Petrol bosses could face senate
June 21, 2006 - 8:04PM

Oil companies could be forced to defend their pricing policies in parliament as motorists continue to struggle under record high petrol prices.

Labor tonight signalled it would try to create a Senate inquiry into petrol price setting - and it immediately won support from Nationals senator Barnaby Joyce for the idea.

Opposition Leader Kim Beazley said the government was continuing to ignore the plight faced by motorists, who are paying up to $1.53 a litre in some parts of the country for fuel.

He said a Senate inquiry would show the government was not afraid of the upper house using its powers to investigate issues of importance to everyday Australians.

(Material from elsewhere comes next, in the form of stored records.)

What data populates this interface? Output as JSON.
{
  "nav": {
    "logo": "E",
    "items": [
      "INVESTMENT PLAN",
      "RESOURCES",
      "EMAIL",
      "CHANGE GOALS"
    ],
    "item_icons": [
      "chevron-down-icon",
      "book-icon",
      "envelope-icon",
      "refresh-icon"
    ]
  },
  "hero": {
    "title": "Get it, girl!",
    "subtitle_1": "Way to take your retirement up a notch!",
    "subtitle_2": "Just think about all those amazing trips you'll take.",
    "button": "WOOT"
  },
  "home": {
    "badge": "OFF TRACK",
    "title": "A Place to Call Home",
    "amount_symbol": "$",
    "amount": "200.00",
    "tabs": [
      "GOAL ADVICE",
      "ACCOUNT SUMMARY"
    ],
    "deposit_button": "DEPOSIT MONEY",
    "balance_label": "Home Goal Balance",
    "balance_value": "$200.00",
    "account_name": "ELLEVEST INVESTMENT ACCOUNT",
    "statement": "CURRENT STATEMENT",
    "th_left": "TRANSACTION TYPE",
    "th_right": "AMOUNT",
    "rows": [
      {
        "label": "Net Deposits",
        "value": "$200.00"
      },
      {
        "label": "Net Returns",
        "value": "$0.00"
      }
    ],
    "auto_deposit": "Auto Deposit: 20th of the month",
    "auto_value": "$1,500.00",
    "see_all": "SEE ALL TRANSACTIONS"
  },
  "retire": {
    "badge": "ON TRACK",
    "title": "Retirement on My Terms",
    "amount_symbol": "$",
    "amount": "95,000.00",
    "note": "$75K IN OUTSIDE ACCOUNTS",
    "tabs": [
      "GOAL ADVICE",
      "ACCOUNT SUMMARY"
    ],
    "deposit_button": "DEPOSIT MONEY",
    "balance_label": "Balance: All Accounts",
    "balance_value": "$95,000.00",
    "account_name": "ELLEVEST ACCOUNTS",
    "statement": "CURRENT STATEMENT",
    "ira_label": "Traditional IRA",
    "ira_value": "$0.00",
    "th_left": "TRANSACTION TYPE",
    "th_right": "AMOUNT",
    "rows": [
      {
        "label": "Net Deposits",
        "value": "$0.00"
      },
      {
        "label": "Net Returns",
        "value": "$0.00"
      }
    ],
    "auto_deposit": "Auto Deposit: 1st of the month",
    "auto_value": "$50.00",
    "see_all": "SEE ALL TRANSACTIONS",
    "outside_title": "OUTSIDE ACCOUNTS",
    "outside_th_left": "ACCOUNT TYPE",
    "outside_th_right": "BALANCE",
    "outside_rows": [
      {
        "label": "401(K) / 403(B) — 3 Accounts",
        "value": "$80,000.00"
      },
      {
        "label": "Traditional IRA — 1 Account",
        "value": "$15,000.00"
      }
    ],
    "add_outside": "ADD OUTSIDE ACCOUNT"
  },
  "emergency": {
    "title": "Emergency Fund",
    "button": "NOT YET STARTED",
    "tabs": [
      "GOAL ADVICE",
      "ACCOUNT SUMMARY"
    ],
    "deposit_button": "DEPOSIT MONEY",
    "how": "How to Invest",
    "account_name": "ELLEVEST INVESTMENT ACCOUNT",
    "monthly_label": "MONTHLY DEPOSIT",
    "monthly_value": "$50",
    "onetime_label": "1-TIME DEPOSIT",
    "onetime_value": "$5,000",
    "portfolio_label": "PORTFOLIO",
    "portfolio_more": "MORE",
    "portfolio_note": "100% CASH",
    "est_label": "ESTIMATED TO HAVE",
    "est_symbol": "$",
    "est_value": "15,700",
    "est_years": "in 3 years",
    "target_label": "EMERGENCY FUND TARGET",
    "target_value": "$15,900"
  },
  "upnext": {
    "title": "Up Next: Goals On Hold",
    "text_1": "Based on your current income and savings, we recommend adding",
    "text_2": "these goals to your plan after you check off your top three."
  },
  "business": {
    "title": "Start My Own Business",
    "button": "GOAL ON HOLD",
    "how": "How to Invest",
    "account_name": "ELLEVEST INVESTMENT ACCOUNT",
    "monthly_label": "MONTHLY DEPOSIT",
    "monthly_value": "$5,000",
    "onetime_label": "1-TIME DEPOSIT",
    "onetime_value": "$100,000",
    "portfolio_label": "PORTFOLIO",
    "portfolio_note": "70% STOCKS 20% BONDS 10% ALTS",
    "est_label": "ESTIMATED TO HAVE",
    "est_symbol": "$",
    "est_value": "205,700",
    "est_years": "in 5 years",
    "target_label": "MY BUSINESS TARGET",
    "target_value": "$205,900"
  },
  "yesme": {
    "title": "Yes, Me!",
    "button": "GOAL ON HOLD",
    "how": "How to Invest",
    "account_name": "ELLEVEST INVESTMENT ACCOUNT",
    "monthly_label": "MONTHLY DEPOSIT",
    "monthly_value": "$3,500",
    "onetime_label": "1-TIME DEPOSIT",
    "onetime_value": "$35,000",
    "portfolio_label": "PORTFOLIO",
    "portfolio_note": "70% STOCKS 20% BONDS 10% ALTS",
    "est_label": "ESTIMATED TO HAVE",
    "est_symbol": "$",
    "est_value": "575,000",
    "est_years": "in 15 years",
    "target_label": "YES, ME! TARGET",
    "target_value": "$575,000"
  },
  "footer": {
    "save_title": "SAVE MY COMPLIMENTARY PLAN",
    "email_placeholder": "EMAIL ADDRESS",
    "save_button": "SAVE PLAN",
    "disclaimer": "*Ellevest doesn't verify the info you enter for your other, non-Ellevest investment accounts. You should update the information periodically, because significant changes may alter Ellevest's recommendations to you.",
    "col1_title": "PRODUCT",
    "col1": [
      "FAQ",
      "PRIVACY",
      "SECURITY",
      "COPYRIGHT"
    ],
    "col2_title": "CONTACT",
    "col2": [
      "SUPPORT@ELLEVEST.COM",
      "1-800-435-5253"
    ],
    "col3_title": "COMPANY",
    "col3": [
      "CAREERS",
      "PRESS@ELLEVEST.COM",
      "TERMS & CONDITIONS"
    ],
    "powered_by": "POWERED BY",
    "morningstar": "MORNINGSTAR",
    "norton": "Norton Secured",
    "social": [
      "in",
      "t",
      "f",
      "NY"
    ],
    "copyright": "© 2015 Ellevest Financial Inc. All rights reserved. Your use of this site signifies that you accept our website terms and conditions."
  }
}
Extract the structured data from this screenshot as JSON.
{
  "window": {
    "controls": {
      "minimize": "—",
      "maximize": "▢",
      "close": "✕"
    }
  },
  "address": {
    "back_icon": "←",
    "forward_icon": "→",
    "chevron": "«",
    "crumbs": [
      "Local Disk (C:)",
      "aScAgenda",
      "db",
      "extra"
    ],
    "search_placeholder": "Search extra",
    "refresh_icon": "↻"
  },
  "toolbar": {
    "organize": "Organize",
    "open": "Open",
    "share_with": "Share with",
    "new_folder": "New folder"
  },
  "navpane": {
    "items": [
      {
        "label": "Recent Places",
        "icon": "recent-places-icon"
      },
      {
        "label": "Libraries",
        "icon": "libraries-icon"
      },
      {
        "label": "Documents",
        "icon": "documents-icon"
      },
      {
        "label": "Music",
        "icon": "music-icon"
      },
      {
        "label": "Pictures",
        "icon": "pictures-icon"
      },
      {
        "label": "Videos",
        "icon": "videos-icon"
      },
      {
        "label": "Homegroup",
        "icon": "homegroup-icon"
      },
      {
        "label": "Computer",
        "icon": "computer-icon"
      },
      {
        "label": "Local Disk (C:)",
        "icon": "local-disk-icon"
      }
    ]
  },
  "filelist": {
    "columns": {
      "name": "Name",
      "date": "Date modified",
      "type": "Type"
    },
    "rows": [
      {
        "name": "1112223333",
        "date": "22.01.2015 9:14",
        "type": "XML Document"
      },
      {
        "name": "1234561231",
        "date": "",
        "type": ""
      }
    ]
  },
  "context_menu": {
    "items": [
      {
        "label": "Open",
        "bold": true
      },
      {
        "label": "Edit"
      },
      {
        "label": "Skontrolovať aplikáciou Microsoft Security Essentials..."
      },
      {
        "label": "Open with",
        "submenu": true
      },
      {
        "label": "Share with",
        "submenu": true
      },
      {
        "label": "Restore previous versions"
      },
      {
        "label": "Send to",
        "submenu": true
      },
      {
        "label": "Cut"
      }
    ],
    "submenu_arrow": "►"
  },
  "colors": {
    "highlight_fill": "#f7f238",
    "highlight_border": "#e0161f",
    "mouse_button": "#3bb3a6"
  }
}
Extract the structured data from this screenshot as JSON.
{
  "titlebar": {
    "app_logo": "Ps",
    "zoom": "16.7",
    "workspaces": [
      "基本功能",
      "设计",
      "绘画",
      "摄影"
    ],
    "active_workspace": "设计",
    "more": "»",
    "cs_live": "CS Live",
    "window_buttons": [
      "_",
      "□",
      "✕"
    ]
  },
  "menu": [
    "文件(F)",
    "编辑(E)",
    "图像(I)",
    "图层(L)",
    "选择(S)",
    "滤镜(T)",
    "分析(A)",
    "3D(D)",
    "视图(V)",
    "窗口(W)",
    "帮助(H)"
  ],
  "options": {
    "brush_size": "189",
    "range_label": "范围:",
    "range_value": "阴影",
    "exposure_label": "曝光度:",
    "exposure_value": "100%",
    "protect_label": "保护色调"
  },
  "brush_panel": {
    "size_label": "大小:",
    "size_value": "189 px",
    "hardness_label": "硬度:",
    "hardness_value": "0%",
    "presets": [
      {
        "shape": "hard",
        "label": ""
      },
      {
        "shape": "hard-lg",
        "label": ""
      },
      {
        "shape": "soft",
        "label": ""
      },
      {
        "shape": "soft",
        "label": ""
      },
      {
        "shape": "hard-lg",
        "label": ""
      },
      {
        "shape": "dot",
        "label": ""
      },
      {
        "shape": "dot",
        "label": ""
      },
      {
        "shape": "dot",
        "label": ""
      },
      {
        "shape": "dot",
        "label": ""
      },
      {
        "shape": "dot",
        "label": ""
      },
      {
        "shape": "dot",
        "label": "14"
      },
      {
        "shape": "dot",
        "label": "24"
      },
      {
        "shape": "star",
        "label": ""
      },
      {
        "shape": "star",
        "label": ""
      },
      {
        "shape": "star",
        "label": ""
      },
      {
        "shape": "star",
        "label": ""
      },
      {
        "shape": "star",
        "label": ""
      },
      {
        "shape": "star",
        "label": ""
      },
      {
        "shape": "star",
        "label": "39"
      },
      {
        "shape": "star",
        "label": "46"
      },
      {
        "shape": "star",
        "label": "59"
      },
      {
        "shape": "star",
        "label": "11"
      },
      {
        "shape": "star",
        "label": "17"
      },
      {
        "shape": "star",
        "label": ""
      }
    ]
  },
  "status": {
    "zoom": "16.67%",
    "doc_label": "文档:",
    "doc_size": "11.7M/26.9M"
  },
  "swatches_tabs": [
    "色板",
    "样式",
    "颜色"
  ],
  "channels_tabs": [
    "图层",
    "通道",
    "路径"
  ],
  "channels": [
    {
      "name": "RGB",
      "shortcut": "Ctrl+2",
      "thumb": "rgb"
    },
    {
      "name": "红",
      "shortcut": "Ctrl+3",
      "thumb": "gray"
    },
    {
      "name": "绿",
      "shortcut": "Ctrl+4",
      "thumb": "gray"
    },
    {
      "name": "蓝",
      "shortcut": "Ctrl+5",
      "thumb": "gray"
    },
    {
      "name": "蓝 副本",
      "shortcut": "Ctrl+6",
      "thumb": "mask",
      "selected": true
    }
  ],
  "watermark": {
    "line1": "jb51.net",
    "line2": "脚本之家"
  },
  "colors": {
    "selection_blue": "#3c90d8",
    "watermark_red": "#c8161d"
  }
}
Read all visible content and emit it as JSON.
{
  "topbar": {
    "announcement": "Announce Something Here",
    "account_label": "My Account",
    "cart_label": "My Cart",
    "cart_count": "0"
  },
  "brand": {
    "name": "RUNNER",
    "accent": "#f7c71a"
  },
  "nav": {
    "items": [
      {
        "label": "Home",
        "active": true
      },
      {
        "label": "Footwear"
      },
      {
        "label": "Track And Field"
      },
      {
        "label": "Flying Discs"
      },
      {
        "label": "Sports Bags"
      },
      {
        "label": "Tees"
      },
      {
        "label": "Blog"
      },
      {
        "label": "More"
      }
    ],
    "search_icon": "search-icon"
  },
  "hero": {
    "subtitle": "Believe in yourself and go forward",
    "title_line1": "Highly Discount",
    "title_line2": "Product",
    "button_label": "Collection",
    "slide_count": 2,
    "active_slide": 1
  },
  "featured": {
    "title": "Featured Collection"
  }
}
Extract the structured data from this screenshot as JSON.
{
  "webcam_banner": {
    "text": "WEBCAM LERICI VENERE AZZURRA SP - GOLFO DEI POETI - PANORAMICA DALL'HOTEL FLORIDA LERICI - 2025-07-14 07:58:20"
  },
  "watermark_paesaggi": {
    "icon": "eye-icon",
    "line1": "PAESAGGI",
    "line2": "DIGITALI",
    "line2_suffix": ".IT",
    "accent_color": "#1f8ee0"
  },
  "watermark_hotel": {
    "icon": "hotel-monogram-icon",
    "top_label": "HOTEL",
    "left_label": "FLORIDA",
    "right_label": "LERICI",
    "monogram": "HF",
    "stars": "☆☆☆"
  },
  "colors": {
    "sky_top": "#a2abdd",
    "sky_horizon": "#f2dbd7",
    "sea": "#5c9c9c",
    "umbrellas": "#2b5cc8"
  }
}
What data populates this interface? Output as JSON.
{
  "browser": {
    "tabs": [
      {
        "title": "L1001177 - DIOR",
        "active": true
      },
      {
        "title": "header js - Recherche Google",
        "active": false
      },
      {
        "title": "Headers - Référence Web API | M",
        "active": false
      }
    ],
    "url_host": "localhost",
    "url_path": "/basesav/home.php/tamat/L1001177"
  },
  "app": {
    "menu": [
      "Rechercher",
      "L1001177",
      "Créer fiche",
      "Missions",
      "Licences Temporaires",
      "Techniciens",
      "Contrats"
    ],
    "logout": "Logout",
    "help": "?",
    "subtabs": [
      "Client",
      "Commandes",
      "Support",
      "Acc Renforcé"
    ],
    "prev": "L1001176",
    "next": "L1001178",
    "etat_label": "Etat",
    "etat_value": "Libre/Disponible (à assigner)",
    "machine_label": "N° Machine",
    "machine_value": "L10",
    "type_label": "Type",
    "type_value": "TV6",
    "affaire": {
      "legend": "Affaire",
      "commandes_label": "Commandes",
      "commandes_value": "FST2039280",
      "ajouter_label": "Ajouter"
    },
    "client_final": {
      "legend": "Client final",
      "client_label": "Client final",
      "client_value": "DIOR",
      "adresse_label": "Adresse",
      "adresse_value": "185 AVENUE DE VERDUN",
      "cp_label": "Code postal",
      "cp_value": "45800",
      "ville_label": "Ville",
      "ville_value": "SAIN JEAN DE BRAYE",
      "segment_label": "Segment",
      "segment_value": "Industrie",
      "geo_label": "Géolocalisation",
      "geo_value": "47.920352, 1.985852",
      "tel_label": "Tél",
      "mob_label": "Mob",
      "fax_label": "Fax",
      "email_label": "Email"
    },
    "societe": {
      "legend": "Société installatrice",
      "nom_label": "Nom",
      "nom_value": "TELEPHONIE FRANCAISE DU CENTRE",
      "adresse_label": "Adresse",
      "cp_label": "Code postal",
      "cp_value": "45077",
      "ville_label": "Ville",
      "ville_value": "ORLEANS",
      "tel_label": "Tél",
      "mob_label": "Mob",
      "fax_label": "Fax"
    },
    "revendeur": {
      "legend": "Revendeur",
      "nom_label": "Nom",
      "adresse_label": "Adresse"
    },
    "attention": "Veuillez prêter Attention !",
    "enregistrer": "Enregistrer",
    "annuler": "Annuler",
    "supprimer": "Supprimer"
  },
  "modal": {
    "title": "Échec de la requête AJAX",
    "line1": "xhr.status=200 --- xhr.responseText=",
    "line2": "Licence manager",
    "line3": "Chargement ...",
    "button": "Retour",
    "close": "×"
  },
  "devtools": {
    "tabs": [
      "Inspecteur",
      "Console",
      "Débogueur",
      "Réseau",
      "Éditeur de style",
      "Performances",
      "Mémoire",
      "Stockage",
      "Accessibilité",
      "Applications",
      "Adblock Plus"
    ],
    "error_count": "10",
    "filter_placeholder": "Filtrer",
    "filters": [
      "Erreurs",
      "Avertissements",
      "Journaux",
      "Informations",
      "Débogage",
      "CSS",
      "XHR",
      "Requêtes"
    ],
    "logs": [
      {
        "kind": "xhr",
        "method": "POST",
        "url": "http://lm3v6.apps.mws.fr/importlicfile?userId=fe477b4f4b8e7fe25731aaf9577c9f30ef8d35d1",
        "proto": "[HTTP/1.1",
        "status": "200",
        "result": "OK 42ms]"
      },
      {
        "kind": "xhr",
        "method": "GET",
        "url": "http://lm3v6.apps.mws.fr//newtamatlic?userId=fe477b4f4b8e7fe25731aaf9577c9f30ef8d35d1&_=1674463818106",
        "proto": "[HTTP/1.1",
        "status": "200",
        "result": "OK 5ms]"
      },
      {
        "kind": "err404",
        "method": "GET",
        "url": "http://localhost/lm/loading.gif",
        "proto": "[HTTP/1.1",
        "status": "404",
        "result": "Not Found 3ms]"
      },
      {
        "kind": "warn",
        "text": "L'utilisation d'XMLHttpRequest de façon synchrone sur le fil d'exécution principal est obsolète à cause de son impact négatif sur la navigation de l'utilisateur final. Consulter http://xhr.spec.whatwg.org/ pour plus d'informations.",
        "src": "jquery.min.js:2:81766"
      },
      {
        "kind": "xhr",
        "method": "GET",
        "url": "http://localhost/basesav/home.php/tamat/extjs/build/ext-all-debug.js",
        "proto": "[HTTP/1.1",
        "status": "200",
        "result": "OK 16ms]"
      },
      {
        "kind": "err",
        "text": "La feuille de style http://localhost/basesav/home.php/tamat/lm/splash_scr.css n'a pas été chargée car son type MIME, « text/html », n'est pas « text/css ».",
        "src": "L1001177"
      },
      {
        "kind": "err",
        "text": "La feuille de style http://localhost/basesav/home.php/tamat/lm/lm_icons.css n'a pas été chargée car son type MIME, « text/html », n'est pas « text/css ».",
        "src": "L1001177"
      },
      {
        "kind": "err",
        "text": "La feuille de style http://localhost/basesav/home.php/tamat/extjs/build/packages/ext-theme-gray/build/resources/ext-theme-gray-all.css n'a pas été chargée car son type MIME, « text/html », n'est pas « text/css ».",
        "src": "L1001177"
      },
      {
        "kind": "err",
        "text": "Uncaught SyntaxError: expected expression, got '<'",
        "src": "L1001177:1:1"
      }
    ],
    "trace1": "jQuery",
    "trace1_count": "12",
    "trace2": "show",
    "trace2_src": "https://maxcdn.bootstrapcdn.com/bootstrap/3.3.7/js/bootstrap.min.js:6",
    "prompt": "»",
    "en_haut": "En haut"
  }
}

"We need these petrol companies to explain how they set petrol prices," he said.

"Skyrocketing petrol prices are putting significant pressure on families in middle Australia and it is not good enough for (Prime Minister John) Howard to say there is nothing he can do.

"Labor wants to bring petrol company executives before the Senate to explain to Australian motorists how they set their prices."

With the parliament not sitting for another six weeks after Friday, the earliest the Labor proposal can go to the Senate is in August.

Senator Joyce said he had no trouble with putting oil company chiefs under the microscope.

"I think it would be good and it's one of the things we'd hope, with the new structure of the Senate committees, we'd be able to suggest and get out there," he told the Seven Network.

But there are doubts whether the inquiry would discover anything new, with the head of the Australian Competition and Consumer Commission (ACCC) today saying motorists are not being gouged at the bowser.

Graeme Samuel said too much regulation of the petrol market could actually push up prices.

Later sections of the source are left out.